Researchers at North Carolina State University have developed a new technique for using multi-core chips more efficiently, significantly enhancing a computer’s ability to build computer models of biological systems. The technique improved the efficiency of algorithms used to build models of biological systems more than seven-fold, creating more realistic models that can account for uncertainty and biological variation. This could impact research areas ranging from drug development to the engineering of biofuels.
Computer models of biological systems have many uses, from predicting potential side-effects of new drugs to understanding the ability of plants to adjust to climate change. But developing models for living things is challenging because, unlike machines, biological systems can have a significant amount of uncertainty and variation.
“When developing a model of a biological system, you have to use techniques that account for that uncertainty, and those techniques require a lot of computational power,” says Dr. Cranos Williams, an assistant professor of electrical engineering at NC State and co-author of a paper describing the research. “That means using powerful computers. Those computers are expensive, and access to them can be limited.
“Our goal was to develop software that enables scientists to run biological models on conventional computers by utilizing their multi-core chips more efficiently.”
The brain of a computer chip is its central processing unit, or “core.” Most personal computers now use chips that have between four and eight cores. However, most programs only operate in one core at a time. For a program to utilize all of these cores, it has to be broken down into separate “threads” – so that each core can execute a different part of the program simultaneously. The process of breaking down a program into threads is called parallelization, and allows computers to run programs very quickly.
In order to “parallelize” algorithms for building models of biological systems, Williams’ research team created a way for information to pass back and forth between the cores on a single chip. Specifically, Williams explains, “we used threads to create ‘locks’ that control access to shared data. This allows all of the cores on the chip to work together to solve a unified problem.”
The researchers tested the approach by running three models through chips that utilized one core, as well as chips that used the new technique to utilize two, four and eight cores. In all three models, the chip that utilized eight cores ran at least 7.5 times faster than the chip that utilized only one core.
“This approach allows us to build complex models that better reflect the true characteristics of the biological process, and do it in a more computationally efficient way,” says Williams. “This is important.
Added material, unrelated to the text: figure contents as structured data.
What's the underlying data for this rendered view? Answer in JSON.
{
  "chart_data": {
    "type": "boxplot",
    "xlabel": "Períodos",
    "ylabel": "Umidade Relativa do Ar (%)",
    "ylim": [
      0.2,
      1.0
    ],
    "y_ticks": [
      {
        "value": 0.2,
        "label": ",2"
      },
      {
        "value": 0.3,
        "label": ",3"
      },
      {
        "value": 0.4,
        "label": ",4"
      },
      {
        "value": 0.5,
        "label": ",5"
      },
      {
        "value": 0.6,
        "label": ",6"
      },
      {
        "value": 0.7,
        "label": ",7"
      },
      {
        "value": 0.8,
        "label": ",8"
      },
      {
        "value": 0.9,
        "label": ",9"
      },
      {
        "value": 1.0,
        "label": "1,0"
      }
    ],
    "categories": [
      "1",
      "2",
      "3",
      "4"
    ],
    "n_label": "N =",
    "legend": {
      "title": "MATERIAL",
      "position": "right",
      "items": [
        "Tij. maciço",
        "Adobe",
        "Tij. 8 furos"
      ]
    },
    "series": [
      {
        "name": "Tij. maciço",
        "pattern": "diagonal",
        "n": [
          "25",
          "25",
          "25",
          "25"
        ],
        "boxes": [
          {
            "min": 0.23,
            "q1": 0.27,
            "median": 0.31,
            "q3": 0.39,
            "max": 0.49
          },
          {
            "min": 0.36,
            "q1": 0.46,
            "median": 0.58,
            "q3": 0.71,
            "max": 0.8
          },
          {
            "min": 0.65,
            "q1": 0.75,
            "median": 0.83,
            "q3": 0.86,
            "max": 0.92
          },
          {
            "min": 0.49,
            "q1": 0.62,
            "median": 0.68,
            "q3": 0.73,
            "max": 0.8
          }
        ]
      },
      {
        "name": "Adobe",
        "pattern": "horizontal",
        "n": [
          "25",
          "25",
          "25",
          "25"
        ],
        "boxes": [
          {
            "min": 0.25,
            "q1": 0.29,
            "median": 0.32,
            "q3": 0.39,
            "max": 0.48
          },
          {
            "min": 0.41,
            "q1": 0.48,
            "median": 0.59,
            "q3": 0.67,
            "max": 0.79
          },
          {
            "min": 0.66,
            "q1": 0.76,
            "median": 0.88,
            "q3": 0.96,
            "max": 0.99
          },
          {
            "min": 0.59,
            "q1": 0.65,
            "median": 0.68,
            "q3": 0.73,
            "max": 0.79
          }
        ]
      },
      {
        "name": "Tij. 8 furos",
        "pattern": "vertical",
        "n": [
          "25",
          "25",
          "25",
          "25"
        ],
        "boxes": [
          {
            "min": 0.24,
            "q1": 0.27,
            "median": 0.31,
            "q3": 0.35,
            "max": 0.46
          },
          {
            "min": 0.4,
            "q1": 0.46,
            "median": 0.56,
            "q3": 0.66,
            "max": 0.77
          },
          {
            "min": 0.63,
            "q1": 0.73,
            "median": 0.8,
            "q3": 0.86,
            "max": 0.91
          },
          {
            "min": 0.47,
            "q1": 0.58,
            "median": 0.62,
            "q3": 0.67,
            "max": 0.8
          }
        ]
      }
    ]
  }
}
In order to understand biological systems, we will need to use increasingly complex models to address the uncertainty and variation inherent in those systems.”
Ultimately, Williams and his team hope to see if this approach can be scaled up for use on supercomputers, and whether it can be modified to take advantage of the many cores that are available on graphics processing units used in many machines.
The paper, “Parameter Estimation In Biological Systems Using Interval Methods With Parallel Processing,” was co-authored by NC State master’s student Skylar Marvel and NC State Ph.D. student Maria de Luis Balaguer. The paper was presented at the Workshop on Computational Systems Biology in Zurich, Switzerland, June 6-8.
NC State’s Department of Electrical and Computer Engineering is part of the university’s College of Engineering.
Note to Editors: The study abstract follows.
“Parameter Estimation In Biological Systems Using Interval Methods With Parallel Processing”
Authors: Skylar W. Marvel, Maria A. de Luis Balaguer, Cranos M. Williams, North Carolina State University
Presented: June 6-8 at the Workshop on Computational Systems Biology in Zurich, Switzerland
Abstract: The modeling of biological systems often involves the estimation of model parameters. Estimation methods have been developed to model these systems in a bounded-error context due to the uncertainty involved in biological processes. This application of bounded methods to nonlinear and higher-dimensional systems is computationally expensive resulting in excessive simulation times. One possible solution to this problem is parallelizing the computations of bounded-error estimation approaches using multiple processor cores. In this paper, we developed a method for use on a single multi-core workstation using POSIX threads to process subsets of the parameter space while access to shared information was controlled by mutex-locked linked lists. This approach allows the parallelized algorithm to run on easily accessible multicore workstations and does not require utilization of large supercomputers or distributed computing. Initial results of this method using 8 threads on an 8-core machine show speedups of 7.59 and 7.86 when applied to bounded parameter estimation problems involving the nonlinear Lotka-Volterra predator-prey model and SEIR infectious disease model, respectively.